Honest limits and caveats
- Flat data works best. The converter is built for tabular data: arrays of flat records. Deeply nested JSON or non-uniform objects may be reported as an unsupported shape rather than flattened heuristically.
- Auto-detect is for CSV input only. When generating CSV you must pick a concrete delimiter; Auto is not available in that direction.
- File size is bounded. Oversized files are rejected before parsing. For very large datasets, split the input or use a dedicated offline pipeline.
- Dynamic typing is opt-in. By default values stay as strings so you can see exactly what was in the source. Turn on dynamic typing only when you trust the data to be consistently numeric or boolean.

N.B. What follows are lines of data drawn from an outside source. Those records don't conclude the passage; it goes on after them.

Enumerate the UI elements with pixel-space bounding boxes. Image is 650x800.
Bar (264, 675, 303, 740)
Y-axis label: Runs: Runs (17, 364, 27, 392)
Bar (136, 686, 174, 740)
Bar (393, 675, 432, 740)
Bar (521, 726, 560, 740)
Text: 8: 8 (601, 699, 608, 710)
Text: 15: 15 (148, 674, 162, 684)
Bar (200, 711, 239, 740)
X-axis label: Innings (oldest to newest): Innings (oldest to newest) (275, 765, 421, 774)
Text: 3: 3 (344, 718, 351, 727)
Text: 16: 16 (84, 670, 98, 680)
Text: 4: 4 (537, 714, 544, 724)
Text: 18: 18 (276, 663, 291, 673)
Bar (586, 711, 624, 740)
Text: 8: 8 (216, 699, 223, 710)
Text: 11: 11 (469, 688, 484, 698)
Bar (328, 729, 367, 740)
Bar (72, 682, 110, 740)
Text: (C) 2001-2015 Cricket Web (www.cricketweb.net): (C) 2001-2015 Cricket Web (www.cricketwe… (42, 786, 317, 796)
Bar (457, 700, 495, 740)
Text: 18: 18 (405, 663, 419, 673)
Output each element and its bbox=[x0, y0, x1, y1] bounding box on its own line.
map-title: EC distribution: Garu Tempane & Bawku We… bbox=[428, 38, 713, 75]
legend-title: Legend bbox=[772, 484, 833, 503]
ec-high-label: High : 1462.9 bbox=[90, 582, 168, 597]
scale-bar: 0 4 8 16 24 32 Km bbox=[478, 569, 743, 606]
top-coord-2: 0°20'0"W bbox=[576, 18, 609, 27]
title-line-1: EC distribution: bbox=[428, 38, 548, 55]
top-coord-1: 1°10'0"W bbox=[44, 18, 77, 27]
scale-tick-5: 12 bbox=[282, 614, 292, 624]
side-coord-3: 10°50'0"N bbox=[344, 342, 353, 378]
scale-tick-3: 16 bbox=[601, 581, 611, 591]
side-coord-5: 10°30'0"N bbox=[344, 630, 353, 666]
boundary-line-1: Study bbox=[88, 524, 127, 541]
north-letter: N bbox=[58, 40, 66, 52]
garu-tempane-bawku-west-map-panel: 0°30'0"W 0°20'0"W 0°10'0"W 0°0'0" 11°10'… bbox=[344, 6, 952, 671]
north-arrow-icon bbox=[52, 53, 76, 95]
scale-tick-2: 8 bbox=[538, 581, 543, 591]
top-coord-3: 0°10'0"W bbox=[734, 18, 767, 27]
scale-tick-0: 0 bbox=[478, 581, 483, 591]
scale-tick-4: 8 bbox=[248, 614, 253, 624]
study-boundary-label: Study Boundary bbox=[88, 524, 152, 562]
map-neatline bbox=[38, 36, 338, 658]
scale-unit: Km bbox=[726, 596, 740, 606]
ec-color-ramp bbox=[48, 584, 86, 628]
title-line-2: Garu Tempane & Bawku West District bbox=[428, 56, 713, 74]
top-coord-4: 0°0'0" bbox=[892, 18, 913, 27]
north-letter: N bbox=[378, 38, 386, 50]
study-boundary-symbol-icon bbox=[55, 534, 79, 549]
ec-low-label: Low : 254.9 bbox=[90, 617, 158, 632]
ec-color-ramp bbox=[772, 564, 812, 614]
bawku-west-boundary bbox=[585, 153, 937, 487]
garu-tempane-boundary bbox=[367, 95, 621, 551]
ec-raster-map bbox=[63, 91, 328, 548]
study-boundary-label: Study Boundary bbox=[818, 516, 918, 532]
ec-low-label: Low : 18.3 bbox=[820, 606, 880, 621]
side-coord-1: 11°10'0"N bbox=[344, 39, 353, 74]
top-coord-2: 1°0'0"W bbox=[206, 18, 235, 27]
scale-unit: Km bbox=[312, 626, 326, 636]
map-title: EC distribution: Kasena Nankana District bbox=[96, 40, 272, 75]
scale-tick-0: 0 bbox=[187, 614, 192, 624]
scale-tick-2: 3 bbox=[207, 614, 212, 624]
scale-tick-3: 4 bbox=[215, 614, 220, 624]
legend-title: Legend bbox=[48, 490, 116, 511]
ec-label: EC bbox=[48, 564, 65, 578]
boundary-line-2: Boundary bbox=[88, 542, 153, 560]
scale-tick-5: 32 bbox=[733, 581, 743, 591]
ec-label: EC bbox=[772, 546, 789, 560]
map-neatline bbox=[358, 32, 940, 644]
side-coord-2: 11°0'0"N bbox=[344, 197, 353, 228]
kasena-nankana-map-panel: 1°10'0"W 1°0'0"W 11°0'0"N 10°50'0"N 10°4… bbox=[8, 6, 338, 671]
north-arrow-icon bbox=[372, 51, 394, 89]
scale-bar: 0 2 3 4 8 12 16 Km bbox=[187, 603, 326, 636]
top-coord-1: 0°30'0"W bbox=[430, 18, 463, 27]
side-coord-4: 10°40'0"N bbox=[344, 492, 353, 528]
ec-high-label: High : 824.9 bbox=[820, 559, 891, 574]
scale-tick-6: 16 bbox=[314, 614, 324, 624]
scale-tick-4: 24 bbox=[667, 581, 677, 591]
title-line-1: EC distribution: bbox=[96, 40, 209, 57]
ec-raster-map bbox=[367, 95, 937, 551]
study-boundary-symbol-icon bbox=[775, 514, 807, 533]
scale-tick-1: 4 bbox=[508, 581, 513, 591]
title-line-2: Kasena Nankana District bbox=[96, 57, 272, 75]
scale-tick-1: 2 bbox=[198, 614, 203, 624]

- No persistence. The converter does not remember your input or output. Refresh the page and everything is cleared — the safe default for sensitive data.
Related tools
- JSON Formatter — pretty-print, validate, and explore the JSON you just produced. See
/en/tools/dev/json-formatter/. - JSONPath Tester — query the converted JSON with JSONPath expressions to pull out the rows you need. See
/en/tools/dev/jsonpath-tester/. - JSON to TypeScript — generate TypeScript types from the converted JSON for your application code. See
/en/tools/dev/json-to-typescript/.
FAQ
Is my data uploaded anywhere?
No. The conversion runs entirely in your browser. Your CSV, JSON, and any loaded file are parsed and transformed locally and never sent to a server.
Which delimiters can I use?
For CSV input: Auto, Comma, Semicolon, Tab, or Pipe. For JSON-to-CSV output: Comma, Semicolon, Tab, or Pipe (Auto-detect is not offered when you are generating CSV).
What does the Header option do?
In CSV to JSON it treats the first row as field names, so each record becomes an object keyed by those names instead of an array. In JSON to CSV it writes the object keys as the first row of the output.
What happens with ragged or malformed input?
Hard failures (empty input, invalid JSON, unsupported shapes) return a clear invalid result. Recoverable issues such as ragged rows produce a successful conversion with a list of row-numbered warnings, so you can see what was adjusted without losing the rest of the data.
Can I get JSON Lines (NDJSON) output?
Yes. In CSV to JSON mode, turn on JSON Lines to emit one JSON object per line instead of a single JSON array — handy for streaming parsers and log-style pipelines.